Kimi K2.6 had the lowest unprompted efficiency (34% — verbose, boilerplate-heavy code) but improved the most at the bottom end (+9pp). Still last place, but the prompt actually helped it compress — which is the opposite of the Cohere effect. Some models need the nudge.

Frugality: What Does It Mean?

"Frugal" means the model naturally produced code at or near the optimal token count without being asked. Gemma 4 31B and Gemini 2.5 Flash led at 50% — half their tasks were already efficient. GPT-5.4, DeepSeek Chat, and Kimi K2.6 were only 30% frugal — they needed the prompt to tighten up.


The Bigger Picture

Group Models Behaviour
Prompt-responsive GPT-5.4, Qwen 3.6 Plus Efficiency improves substantially with prompting
Prompt-neutral Gemma 4 31B, DeepSeek Chat, Claude Sonnet 4, Gemini 2.5 Flash, Kimi K2.6 Prompt has little effect (±4pp)
Prompt-antagonistic LFM 2 24B A2B, Mistral Large 2411, Cohere Command A Efficiency drops when prompted

The prompt-antagonistic group is the most interesting. These models know how to write efficient code (54-60% unprompted), but the explicit instruction triggers over-engineering — they add abstractions, comments, error handling, and other bloat that makes the output less efficient by the metric.

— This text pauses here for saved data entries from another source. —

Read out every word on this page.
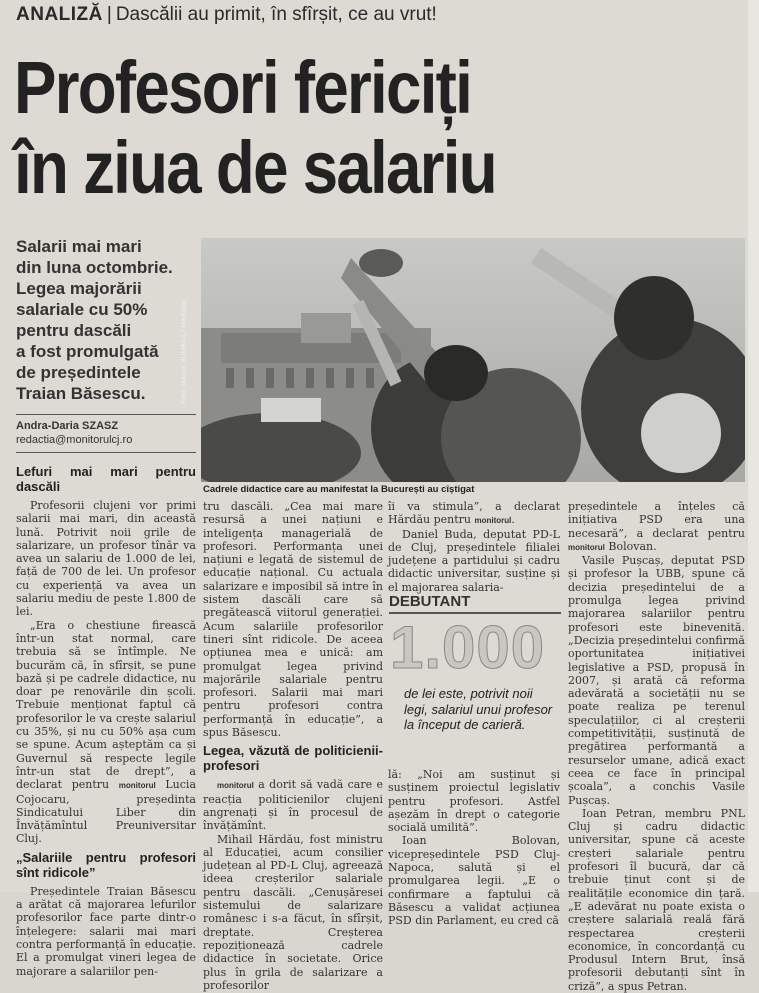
ANALIZĂ | Dascălii au primit, în sfîrșit, ce au vrut!
Profesori fericiți
în ziua de salariu
Salarii mai mari
din luna octombrie.
Legea majorării
salariale cu 50%
pentru dascăli
a fost promulgată
de președintele
Traian Băsescu.
Andra-Daria SZASZ
redactia@monitorulcj.ro
Foto: Marius BUMBAS / Mediafax
Cadrele didactice care au manifestat la București au cîștigat

Lefuri mai mari pentru dascăli

Profesorii clujeni vor primi salarii mai mari, din această lună. Potrivit noii grile de salarizare, un profesor tînăr va avea un salariu de 1.000 de lei, față de 700 de lei. Un profesor cu experiență va avea un salariu mediu de peste 1.800 de lei.

„Era o chestiune firească într-un stat normal, care trebuia să se întîmple. Ne bucurăm că, în sfîrșit, se pune bază și pe cadrele didactice, nu doar pe renovările din școli. Trebuie menționat faptul că profesorilor le va crește salariul cu 35%, și nu cu 50% așa cum se spune. Acum așteptăm ca și Guvernul să respecte legile într-un stat de drept”, a declarat pentru monitorul Lucia Cojocaru, președinta Sindicatului Liber din Învățămîntul Preuniversitar Cluj.

„Salariile pentru profesori sînt ridicole”

Președintele Traian Băsescu a arătat că majorarea lefurilor profesorilor face parte dintr-o înțelegere: salarii mai mari contra performanță în educație. El a promulgat vineri legea de majorare a salariilor pen-

tru dascăli. „Cea mai mare resursă a unei națiuni e inteligența managerială de profesori. Performanța unei națiuni e legată de sistemul de educație național. Cu actuala salarizare e imposibil să intre în sistem dascăli care să pregătească viitorul generației. Acum salariile profesorilor tineri sînt ridicole. De aceea opțiunea mea e unică: am promulgat legea privind majorările salariale pentru profesori. Salarii mai mari pentru profesori contra performanță în educație”, a spus Băsescu.

Legea, văzută de politicienii-profesori

monitorul a dorit să vadă care e reacția politicienilor clujeni angrenați și în procesul de învățămînt.

Mihail Hărdău, fost ministru al Educației, acum consilier județean al PD-L Cluj, agreează ideea creșterilor salariale pentru dascăli. „Cenușăresei sistemului de salarizare românesc i s-a făcut, în sfîrșit, dreptate. Creșterea repoziționează cadrele didactice în societate. Orice plus în grila de salarizare a profesorilor

îi va stimula”, a declarat Hărdău pentru monitorul.

Daniel Buda, deputat PD-L de Cluj, președintele filialei județene a partidului și cadru didactic universitar, susține și el majorarea salaria-

DEBUTANT
1.000
de lei este, potrivit noii legi, salariul unui profesor la început de carieră.

lă: „Noi am susținut și susținem proiectul legislativ pentru profesori. Astfel așezăm în drept o categorie socială umilită”.

Ioan Bolovan, vicepreședintele PSD Cluj-Napoca, salută și el promulgarea legii. „E o confirmare a faptului că Băsescu a validat acțiunea PSD din Parlament, eu cred că

președintele a înțeles că inițiativa PSD era una necesară”, a declarat pentru monitorul Bolovan.

Vasile Pușcaș, deputat PSD și profesor la UBB, spune că decizia președintelui de a promulga legea privind majorarea salariilor pentru profesori este binevenită. „Decizia președintelui confirmă oportunitatea inițiativei legislative a PSD, propusă în 2007, și arată că reforma adevărată a societății nu se poate realiza pe terenul speculațiilor, ci al creșterii competitivității, susținută de pregătirea performantă a resurselor umane, adică exact ceea ce face în principal școala”, a conchis Vasile Pușcaș.

Ioan Petran, membru PNL Cluj și cadru didactic universitar, spune că aceste creșteri salariale pentru profesori îl bucură, dar că trebuie ținut cont și de realitățile economice din țară. „E adevărat nu poate exista o creștere salarială reală fără respectarea creșterii economice, în concordanță cu Produsul Intern Brut, însă profesorii debutanți sînt în criză”, a spus Petran.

If the prompt says "write efficient code" and the model responds by writing more tokens, something in the training signal is misaligned.


My Picks


Methodology

Ten real-world coding tasks across CSS, JavaScript, Python, SQL, and bash — each with a known optimal token budget for a correct, DRY solution. Tasks included: styling 10 buttons (CSS), rendering 20 data rows as HTML (JS/HTML), bulk renaming (shell), form validation (Python), parametrized tests (Python), unit conversion (Python), SQL reporting queries, config generation (JSON), magic string replacement (Python/Enum), and middleware decorator pattern (Python/Flask).

Each model ran 10 tasks unprompted, then the same 10 tasks with an efficiency prompt appended. Scoring: efficiency_ratio = optimal_tokens / actual_tokens (capped at 1.0), displayed as a percentage. Correctness scored against expected output patterns.

Total cost: $0.56 for 200 API calls (10 models × 10 tasks × 2 phases). Temperature: 0.1. Max tokens: 600.